The signal was back.
As fast as his fingers could move, he found Ray’s number and dialled.
*
‘Why, though, Noreen?’ Laura asked again.
She had been trying to get through to Tom for the last five minutes. Then she tried Ray. They either had their phones turned off or had no reception. She cursed and banged the phone on the table.
She was afraid.
Ray had been spending time with Ellie. Was he with her now? She didn’t know what was holding Ellie together. When would she snap?
‘I’ll try my lads,’ Ciaran said, excusing himself from the sitting room, still dazed.
‘Why what, dear?’ Noreen responded.
‘Why did you tell her everything?

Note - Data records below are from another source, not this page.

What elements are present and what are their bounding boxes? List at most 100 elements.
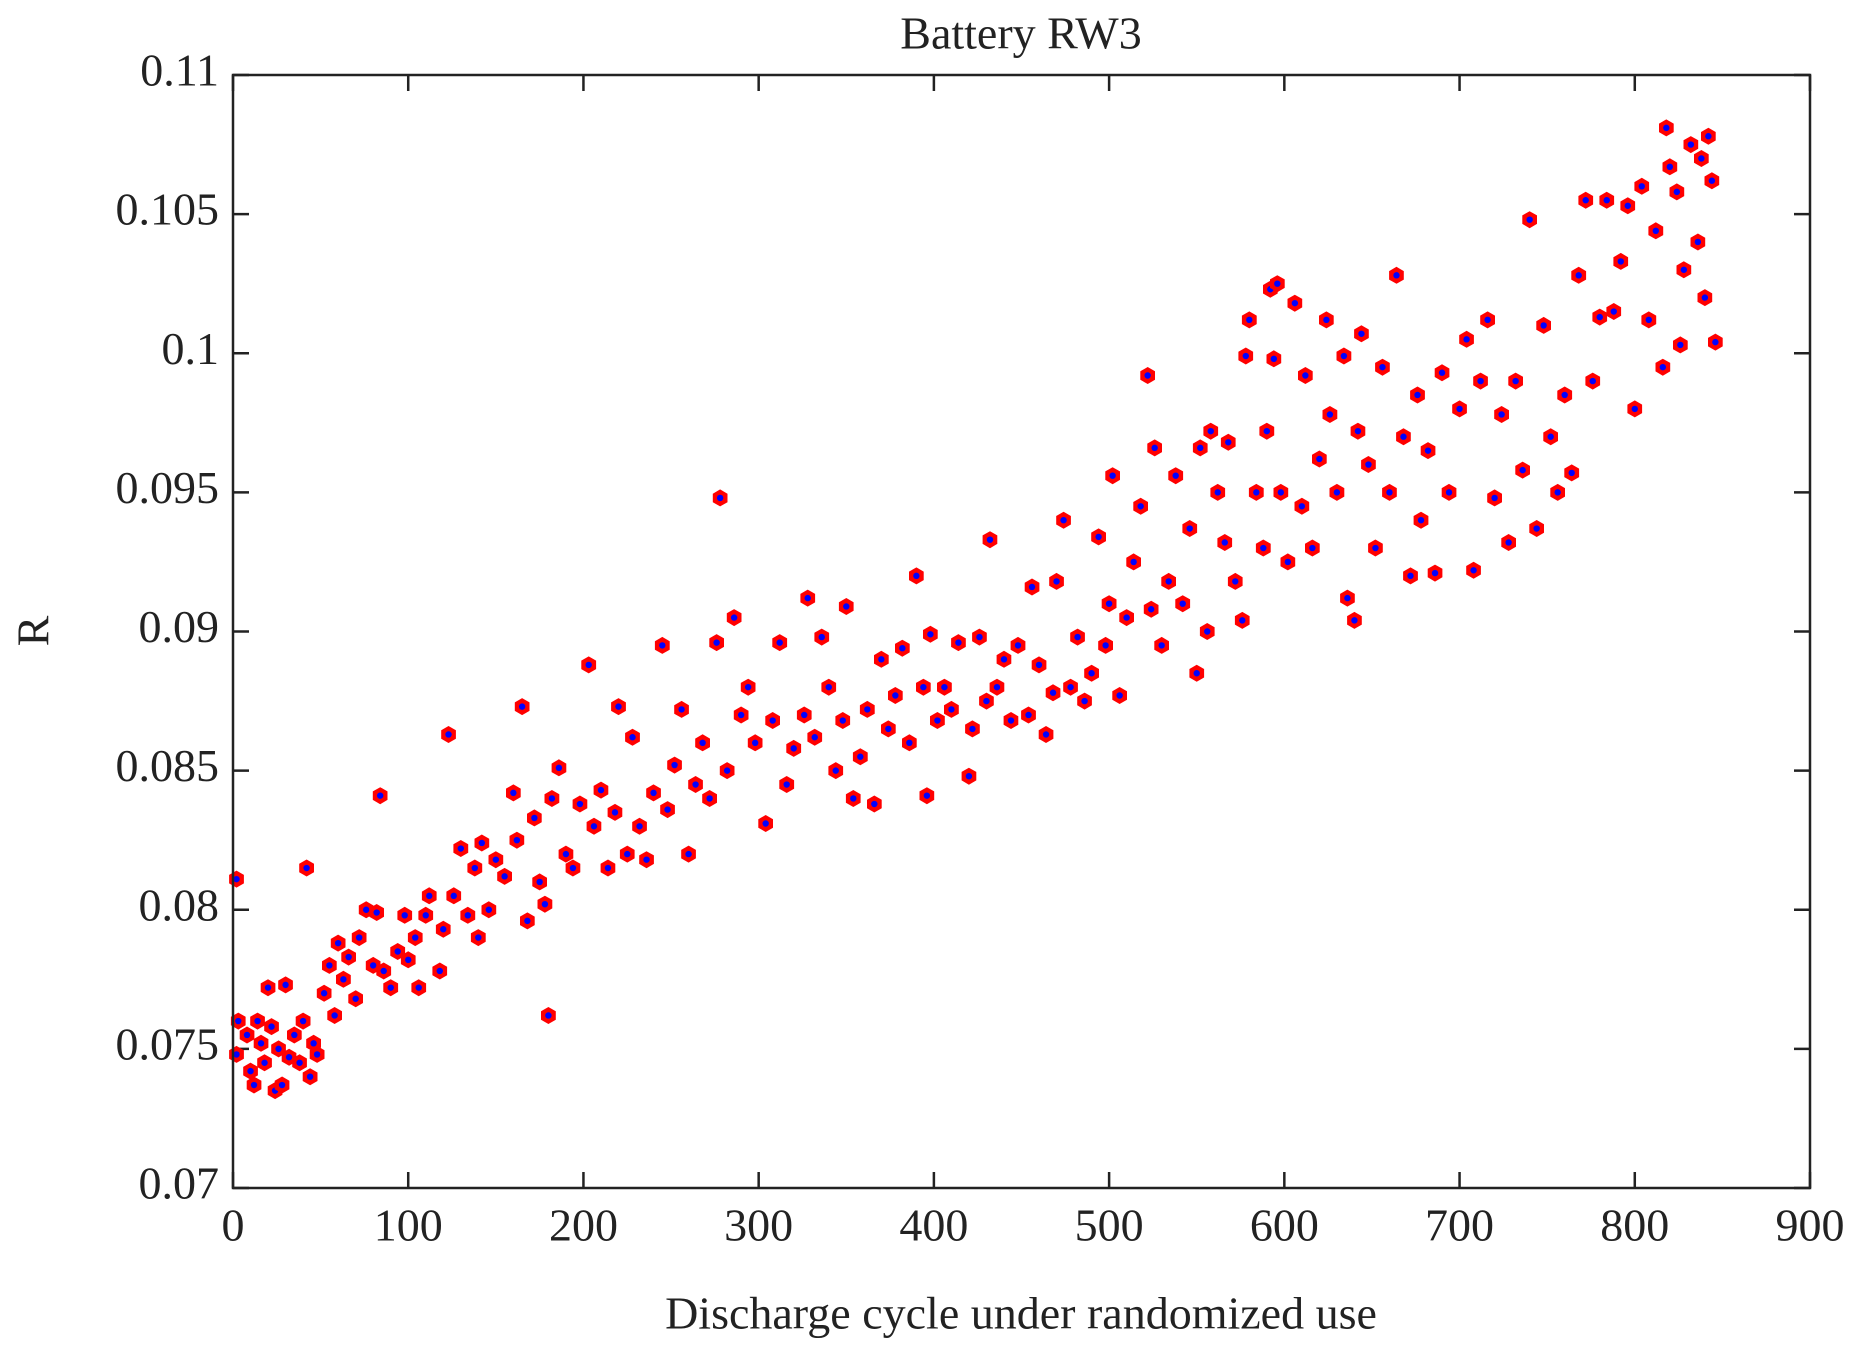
point-face bbox=[485, 906, 493, 913]
point bbox=[1312, 450, 1327, 468]
point-face bbox=[1028, 583, 1036, 591]
point-face bbox=[334, 939, 342, 947]
point-face bbox=[1568, 469, 1575, 477]
point bbox=[481, 901, 497, 919]
point bbox=[246, 1076, 262, 1094]
point bbox=[586, 817, 602, 835]
point bbox=[1056, 511, 1071, 529]
point bbox=[1305, 539, 1320, 557]
point bbox=[1340, 589, 1355, 607]
point-face bbox=[1705, 133, 1712, 140]
point-face bbox=[1074, 633, 1081, 641]
point-face bbox=[1638, 183, 1645, 190]
point bbox=[1487, 489, 1502, 507]
point-face bbox=[1147, 606, 1155, 613]
point bbox=[1119, 609, 1134, 627]
point bbox=[435, 920, 451, 938]
point bbox=[1101, 595, 1117, 613]
point-face bbox=[306, 1073, 314, 1080]
point bbox=[619, 845, 635, 863]
point bbox=[1140, 367, 1155, 384]
point-face bbox=[1042, 731, 1050, 738]
point bbox=[407, 929, 423, 947]
point bbox=[322, 956, 337, 974]
point-face bbox=[1053, 578, 1060, 585]
point-face bbox=[1393, 272, 1400, 279]
point bbox=[1673, 336, 1688, 354]
point bbox=[1466, 561, 1481, 579]
point-face bbox=[1477, 377, 1484, 385]
point-face bbox=[1547, 433, 1554, 440]
point-face bbox=[541, 900, 549, 908]
point-face bbox=[713, 639, 720, 646]
point bbox=[695, 734, 710, 752]
point bbox=[1143, 600, 1159, 618]
point bbox=[537, 895, 553, 913]
point-face bbox=[285, 1054, 293, 1061]
point bbox=[930, 712, 945, 729]
point bbox=[786, 739, 802, 757]
point bbox=[418, 906, 434, 924]
point-face bbox=[636, 823, 643, 830]
point-face bbox=[387, 984, 394, 991]
point-face bbox=[576, 800, 584, 808]
point-face bbox=[1165, 578, 1172, 585]
point bbox=[299, 859, 314, 877]
point-face bbox=[892, 692, 899, 699]
point-face bbox=[369, 962, 377, 969]
y-tick-label: 0.105 bbox=[116, 184, 220, 235]
point bbox=[1697, 289, 1713, 307]
point-face bbox=[1505, 539, 1512, 546]
point-face bbox=[1445, 489, 1453, 496]
point-face bbox=[1130, 558, 1137, 566]
point-face bbox=[611, 809, 619, 816]
point bbox=[807, 728, 823, 746]
point-face bbox=[941, 683, 948, 691]
x-tick-label: 0 bbox=[222, 1200, 245, 1251]
point-face bbox=[275, 1045, 282, 1053]
point-face bbox=[1498, 411, 1505, 418]
point-face bbox=[492, 856, 500, 863]
point-face bbox=[1309, 544, 1316, 552]
point-face bbox=[1025, 711, 1032, 719]
point-face bbox=[457, 845, 464, 852]
y-tick-label: 0.07 bbox=[139, 1158, 220, 1209]
point bbox=[772, 634, 788, 652]
point-face bbox=[1575, 272, 1582, 279]
point-face bbox=[1610, 308, 1617, 315]
point bbox=[1280, 553, 1296, 571]
point bbox=[1259, 422, 1275, 440]
point-face bbox=[871, 800, 878, 808]
point bbox=[1189, 664, 1205, 682]
point-face bbox=[1333, 489, 1341, 496]
point-face bbox=[1663, 124, 1670, 132]
point bbox=[1098, 636, 1113, 654]
point bbox=[1627, 400, 1643, 418]
y-tick-label: 0.1 bbox=[162, 323, 220, 374]
point bbox=[845, 790, 861, 807]
point-face bbox=[737, 711, 745, 719]
point-face bbox=[1659, 363, 1667, 371]
point bbox=[383, 979, 399, 997]
point-face bbox=[310, 1040, 317, 1047]
point bbox=[1266, 350, 1282, 368]
point-face bbox=[1414, 391, 1421, 399]
point bbox=[674, 700, 689, 718]
point bbox=[532, 873, 547, 891]
point-face bbox=[1491, 494, 1498, 502]
point-face bbox=[1519, 466, 1526, 474]
point bbox=[1515, 461, 1530, 479]
point-face bbox=[1137, 503, 1144, 510]
point-face bbox=[233, 875, 240, 883]
point bbox=[1105, 467, 1120, 485]
point bbox=[1182, 520, 1198, 537]
point-face bbox=[913, 572, 920, 580]
point bbox=[1210, 483, 1226, 501]
point bbox=[916, 678, 931, 696]
point-face bbox=[555, 764, 563, 772]
point-face bbox=[1652, 227, 1660, 235]
point bbox=[1350, 422, 1366, 440]
point bbox=[541, 1007, 556, 1024]
point bbox=[1427, 564, 1443, 582]
point-face bbox=[643, 856, 650, 863]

Why did you tell her what had happened to her mother?’
‘Because she wanted to know,’ Noreen replied, raising her hands, as if it was obvious.
‘But did she have to know that her mother had gone mad because of it? Did she have to know she was the result of rape? That you’d all been raped? What was the point all those years later? You didn’t need to tell her. You spared your own son that terrible truth. And why did you tell her Maggie was obsessed with getting revenge?’
Noreen looked at Laura oddly.
‘Why wouldn’t I tell her? Her mother wanted them to die. It drove her mad. That’s the truth of it. They deserved it.’
Laura stood up.
Noreen Boyle was insane. Did she even realize what she was admitting to?
‘You keep saying that they deserved to die. But you didn’t kill them. You planted the seeds for her to do it. You don’t seem to realize it, but you share the responsibility for this. The girl was obviously disturbed. She needed help, but you used her.’